Das Kopfschütteln über Tedros begann im Januar 2020, als er tagelang zögerte, bis er wegen Corona den internationalen Gesundheitsnotstand anordnete. Eine Untersuchungskommission legt jetzt nahe, dass die WHO „raschere und stärkere Warnungen“ hätte aussenden können. Brisant: Die Kommission mit der früheren Präsidentin Liberias, Ellen Johnson Sirleaf, als Co-Vorsitzende wurde von der WHO selbst auf den Weg gebracht.
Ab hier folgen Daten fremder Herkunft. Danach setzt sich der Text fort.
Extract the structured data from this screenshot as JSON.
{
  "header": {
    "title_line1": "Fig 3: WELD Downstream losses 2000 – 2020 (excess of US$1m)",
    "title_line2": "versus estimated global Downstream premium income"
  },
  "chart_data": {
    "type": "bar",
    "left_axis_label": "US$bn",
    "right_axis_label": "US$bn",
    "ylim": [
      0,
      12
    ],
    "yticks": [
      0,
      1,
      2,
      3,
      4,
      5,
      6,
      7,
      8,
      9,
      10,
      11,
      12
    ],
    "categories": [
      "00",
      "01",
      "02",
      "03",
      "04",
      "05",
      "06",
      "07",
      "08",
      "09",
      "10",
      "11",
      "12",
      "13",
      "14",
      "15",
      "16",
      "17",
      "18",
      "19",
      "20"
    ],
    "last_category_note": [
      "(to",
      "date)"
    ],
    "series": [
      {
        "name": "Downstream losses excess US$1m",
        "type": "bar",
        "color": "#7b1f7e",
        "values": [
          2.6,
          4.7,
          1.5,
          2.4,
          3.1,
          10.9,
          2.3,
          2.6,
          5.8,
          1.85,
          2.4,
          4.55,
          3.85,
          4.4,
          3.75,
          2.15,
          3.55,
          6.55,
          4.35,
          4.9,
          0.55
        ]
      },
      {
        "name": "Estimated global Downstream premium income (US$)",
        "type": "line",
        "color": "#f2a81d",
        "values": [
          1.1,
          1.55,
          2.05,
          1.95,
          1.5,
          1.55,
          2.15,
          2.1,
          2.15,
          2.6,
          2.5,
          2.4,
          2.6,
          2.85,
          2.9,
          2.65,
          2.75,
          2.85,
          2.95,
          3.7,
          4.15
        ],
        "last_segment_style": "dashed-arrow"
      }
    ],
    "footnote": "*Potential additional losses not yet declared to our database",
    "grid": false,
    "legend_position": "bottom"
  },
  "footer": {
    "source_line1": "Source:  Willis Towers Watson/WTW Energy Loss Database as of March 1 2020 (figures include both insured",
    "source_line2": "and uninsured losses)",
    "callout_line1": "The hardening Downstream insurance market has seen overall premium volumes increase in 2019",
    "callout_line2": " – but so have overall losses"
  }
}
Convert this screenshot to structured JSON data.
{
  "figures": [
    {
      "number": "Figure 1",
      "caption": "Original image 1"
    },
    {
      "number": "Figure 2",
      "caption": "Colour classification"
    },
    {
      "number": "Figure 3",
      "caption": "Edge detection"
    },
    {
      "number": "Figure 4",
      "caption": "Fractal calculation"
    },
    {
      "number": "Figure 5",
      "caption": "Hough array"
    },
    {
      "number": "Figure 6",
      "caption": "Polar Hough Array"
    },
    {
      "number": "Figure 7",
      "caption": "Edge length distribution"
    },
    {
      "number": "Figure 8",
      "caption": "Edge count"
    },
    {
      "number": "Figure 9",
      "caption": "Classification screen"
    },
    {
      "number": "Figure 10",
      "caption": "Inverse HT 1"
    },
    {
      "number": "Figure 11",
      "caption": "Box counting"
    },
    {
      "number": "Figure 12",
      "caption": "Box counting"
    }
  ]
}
Ebenso irritierte das allzu enge Verhältnis des WHO-Chefs zum autoritären China. Tedros überschüttete das Covid-19-Ursprungsland lange mit Lob. Als Tedros den Notstand ausrief, versicherte er: „China setzt derzeit neue Maßstäbe bei der Reaktion auf einen Ausbruch.“

Schon damals kamen erhebliche Zweifel an Pekings Corona-Politik auf. Später bezichtigte der damalige US-Präsident Donald Trump die WHO und China, den Ausbruch gemeinsam vertuscht zu haben. Die Manöver von Tedros seien „tödlich“; Trump leitete daraufhin den US-Ausstieg aus der WHO ein.

Zwar wollte der ehemalige US-Präsident mit dem Frontalangriff von eigenen Corona-Versäumnissen ablenken, doch auch Gesundheitsexperten wie David P. Fidler vom Council on Foreign Relations geißelten den WHO-Schmusekurs gegenüber China. Die WHO habe „ihre Neutralität untergraben“.

Über die Lippen des WHO-Chefs kam lange so gut wie kein kritisches Wort an die Adresse Chinas. Erst am 5. Januar dieses Jahres wurde es dann auch Tedros zu viel. Mehrere Tage hatten Chinas Behörden die Einreise internationaler Corona-Experten blockiert. „Ich bin sehr enttäuscht“, brachte Tedros hervor.

Am Donnerstag hat das WHO-Team in China nun die Arbeit aufgenommen – nach Ablauf der 14-tägigen Quarantäne. Tedros versicherte, Chinas Gesundheitsminister habe die erforderliche Unterstützung zugesagt. Die Untersuchungsergebnisse werden auch über Tedros’ Zukunft mitentscheiden.